La dieta Plank è una strategia di dimagrimento molto in voga negli ultimi anni, soprattutto negli Stati Uniti, ma anche in Europa, che prometterebbe alle persone che seguono alla lettera il menù settimanale di perdere 9 kg in 2 settimane. Ma prima di concentrarci sui dettagli, cerchiamo di capire meglio cos’è la dieta Plank, chi l’ha inventata e in cosa consiste. Il suo ideatore? Ad oggi è sconosciuto. Anche se il nome ci riconduce allo scienziato di origine tedesca Max Plank (famoso per aver ideato la “Teoria dei Quanti”) in realtà non c’è nessuna correlazione tra la dieta e lo studioso. Anzi, la Società Max Plank - l’ente pubblico tedesco di ricerca scientifica legato allo scienziato - ne ha sempre ribadito la sua estraneità.
Cos'è la Dieta Plank?
La dieta Plank è una strategia alimentare iperproteica e ipocalorica, mirata a un repentino dimagrimento, che promette di far perdere addirittura 9 chili in 15 giorni. La dieta Plank può essere definita una dieta lampo, dal momento che i tempi di durata sono estremamente brevi: 14 giorni.
Come Funziona la Dieta Plank?
Si tratta di un sistema di calo ponderale veloce, basato su un menù restrittivo nelle scelte alimentari e iperproteico che va seguito per sole 2 settimane. Al termine di questo periodo, la bilancia dovrebbe evidenziare un calo ponderale di ben 9 kg. Il protocollo Plank prevede che la dieta non vada ripetuta una volta conclusa, per almeno 3 anni. Per tutto questo periodo, infatti, la persona dovrebbe mantenere un peso costante grazie all’azione benefica esercitata dal regime dietetico sul metabolismo. Essendo una dieta iperproteica, la dieta Plank si basa su un alto consumo di alimenti che contengono proteine, soprattutto di origine animale.

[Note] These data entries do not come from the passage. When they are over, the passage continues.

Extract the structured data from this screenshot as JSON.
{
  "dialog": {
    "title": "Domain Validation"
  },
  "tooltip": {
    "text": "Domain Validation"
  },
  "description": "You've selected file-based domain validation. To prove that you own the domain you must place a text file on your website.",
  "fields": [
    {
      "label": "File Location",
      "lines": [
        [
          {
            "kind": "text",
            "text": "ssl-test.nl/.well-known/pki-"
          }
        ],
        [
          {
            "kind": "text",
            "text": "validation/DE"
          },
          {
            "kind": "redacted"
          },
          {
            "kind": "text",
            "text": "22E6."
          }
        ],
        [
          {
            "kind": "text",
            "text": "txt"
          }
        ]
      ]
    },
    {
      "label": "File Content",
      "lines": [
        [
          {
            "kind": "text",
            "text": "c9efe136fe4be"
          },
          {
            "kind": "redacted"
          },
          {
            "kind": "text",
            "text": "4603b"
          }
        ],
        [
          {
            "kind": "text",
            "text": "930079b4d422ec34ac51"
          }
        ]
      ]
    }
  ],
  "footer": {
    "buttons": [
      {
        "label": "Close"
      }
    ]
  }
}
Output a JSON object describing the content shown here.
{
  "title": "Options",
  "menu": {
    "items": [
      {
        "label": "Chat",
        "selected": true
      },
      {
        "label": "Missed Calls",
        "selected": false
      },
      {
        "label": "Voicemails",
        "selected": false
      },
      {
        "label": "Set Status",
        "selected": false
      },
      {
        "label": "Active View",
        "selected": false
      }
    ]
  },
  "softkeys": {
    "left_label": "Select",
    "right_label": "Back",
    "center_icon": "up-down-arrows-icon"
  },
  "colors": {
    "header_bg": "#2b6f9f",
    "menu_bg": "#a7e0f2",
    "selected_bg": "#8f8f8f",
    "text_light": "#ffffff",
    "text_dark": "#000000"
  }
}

Come accennato, nella dieta Plank viene ideato un menù che comprende gli alimenti permessi (soprattutto carne e pesce), e che prevede 3 pasti al giorno, senza spuntini.
Dopo le 2 settimane, non è prevista alcuna fase di mantenimento, dal momento che, secondo gli autori della dieta, il peso “rimarrebbe” costante per circa 3 anni, grazie alle modifiche metaboliche suscitate nell’organismo. Tuttavia, la rapidità del dimagrimento dovrebbe scoraggiare dall’intraprendere una simile pratica. Dunque, è alla drastica riduzione energetica della dieta Plank che va imputata la notevole perdita di peso.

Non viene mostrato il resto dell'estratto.